City Desk

What A Drug Sentence Looks Like

Just before 3 p.m., Judge Harold Cushenberry Jr. sentences Dante Dickens. The judge had found him guilty of the PCP charge (aka holding a dipper while asleep at the wheel of an idling car on Alabama Avenue). Before the judge could issue his penalty, he had to hear from the prosecutor and defense attorney.

The prosecutor wanted jail time. Not serious jail time, but still. Ninety-days most of which would be suspended plus probation. Dickens was smoking PCP while in an idling car. People could have been hurt, the prosecutor argues. He was behind the wheel. He also has a history of charges including domestic violence, a child neglect/abuse charge, a gun charge from long ago. And old positive drug tests.

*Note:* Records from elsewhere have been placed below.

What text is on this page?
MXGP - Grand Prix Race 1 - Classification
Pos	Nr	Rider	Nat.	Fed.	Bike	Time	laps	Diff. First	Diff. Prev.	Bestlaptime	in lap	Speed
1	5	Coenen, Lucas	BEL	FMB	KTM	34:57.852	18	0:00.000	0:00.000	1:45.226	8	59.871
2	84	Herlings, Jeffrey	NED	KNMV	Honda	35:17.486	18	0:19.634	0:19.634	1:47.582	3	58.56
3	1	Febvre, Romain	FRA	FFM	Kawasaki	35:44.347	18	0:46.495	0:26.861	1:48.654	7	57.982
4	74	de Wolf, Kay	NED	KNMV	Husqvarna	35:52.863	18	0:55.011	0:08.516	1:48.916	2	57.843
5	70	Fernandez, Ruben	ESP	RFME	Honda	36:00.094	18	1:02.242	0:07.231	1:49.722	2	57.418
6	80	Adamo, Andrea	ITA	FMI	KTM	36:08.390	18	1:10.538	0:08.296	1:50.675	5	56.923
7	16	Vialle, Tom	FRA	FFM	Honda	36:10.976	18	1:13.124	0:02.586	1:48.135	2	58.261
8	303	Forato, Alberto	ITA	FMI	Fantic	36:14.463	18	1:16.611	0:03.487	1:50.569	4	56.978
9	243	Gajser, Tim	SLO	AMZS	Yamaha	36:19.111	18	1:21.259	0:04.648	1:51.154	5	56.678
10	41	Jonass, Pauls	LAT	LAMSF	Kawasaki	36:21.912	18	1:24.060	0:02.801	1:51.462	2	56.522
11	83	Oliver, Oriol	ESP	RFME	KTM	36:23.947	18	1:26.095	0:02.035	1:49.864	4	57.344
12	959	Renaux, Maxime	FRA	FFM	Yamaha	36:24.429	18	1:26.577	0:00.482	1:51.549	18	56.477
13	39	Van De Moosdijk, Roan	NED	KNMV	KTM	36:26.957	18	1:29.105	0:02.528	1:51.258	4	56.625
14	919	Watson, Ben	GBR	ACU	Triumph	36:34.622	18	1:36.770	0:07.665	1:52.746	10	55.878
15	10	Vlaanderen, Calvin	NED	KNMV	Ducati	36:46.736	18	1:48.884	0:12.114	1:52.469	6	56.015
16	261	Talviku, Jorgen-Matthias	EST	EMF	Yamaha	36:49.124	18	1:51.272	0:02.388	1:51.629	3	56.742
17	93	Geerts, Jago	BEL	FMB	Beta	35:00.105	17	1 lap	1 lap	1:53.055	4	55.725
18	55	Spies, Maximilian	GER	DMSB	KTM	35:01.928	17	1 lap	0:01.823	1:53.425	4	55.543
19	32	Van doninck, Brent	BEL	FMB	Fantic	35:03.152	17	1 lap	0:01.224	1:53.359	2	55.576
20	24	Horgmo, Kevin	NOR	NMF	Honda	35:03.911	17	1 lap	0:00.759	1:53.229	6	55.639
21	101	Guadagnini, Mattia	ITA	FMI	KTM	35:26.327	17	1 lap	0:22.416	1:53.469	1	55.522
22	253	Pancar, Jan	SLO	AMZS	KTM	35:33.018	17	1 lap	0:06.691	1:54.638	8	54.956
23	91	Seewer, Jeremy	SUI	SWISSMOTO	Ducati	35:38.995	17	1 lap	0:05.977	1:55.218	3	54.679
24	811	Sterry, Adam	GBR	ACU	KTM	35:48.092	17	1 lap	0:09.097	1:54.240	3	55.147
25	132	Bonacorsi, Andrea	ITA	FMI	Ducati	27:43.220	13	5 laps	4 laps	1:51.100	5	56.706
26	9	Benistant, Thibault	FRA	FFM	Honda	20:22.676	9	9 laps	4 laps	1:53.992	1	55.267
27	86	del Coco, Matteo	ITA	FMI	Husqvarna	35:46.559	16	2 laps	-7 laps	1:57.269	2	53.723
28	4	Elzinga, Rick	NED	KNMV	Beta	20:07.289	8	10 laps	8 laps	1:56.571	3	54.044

The defense attorney notes that Dickens has a job and has tested clean since getting this charge. He asks for probation. Then Dickens takes up his own boilerplate defense.

"I have improved a lot as far as the community and myself," Dickens says. "I do extra. I do things for the youth....I'm a human being."

Judge Cushenberry takes it all in and issues his sentence. There's no going back to judges' chambers. No consulting the great law books. The circumstances of the PCP charge may have been unusual but the actual nuts and bolts are not. It's still a possession charge. It's simple and petty and heard-it-all-before stuff.

Cushenberry gives Dickens: one-year probation, 150-day suspended sentence, 50 hours of community service, and fines him $50 to be paid into the victims of crime fund.

Dickens gets a break.

While Dickens fills out paper work, the prosecutor goes and tells the officers who are waiting in a witness room. Officer Harris is pleased enough with the result. "I'm glad he's found guilty," Harris says. "Let's me know I did a good job."

Within a few minutes, Dickens walks out with a female friend. "I feel OK," he says. "It could have been worse."

Dickens still can't explain the dipper and why it was in his hand. "I don't know," he says. "They found it on me." Outside D.C. Superior Court's main entrance, Dickens pulls out a Newport ready to forget the whole damn day.

So what did he learn? "Stay in the house."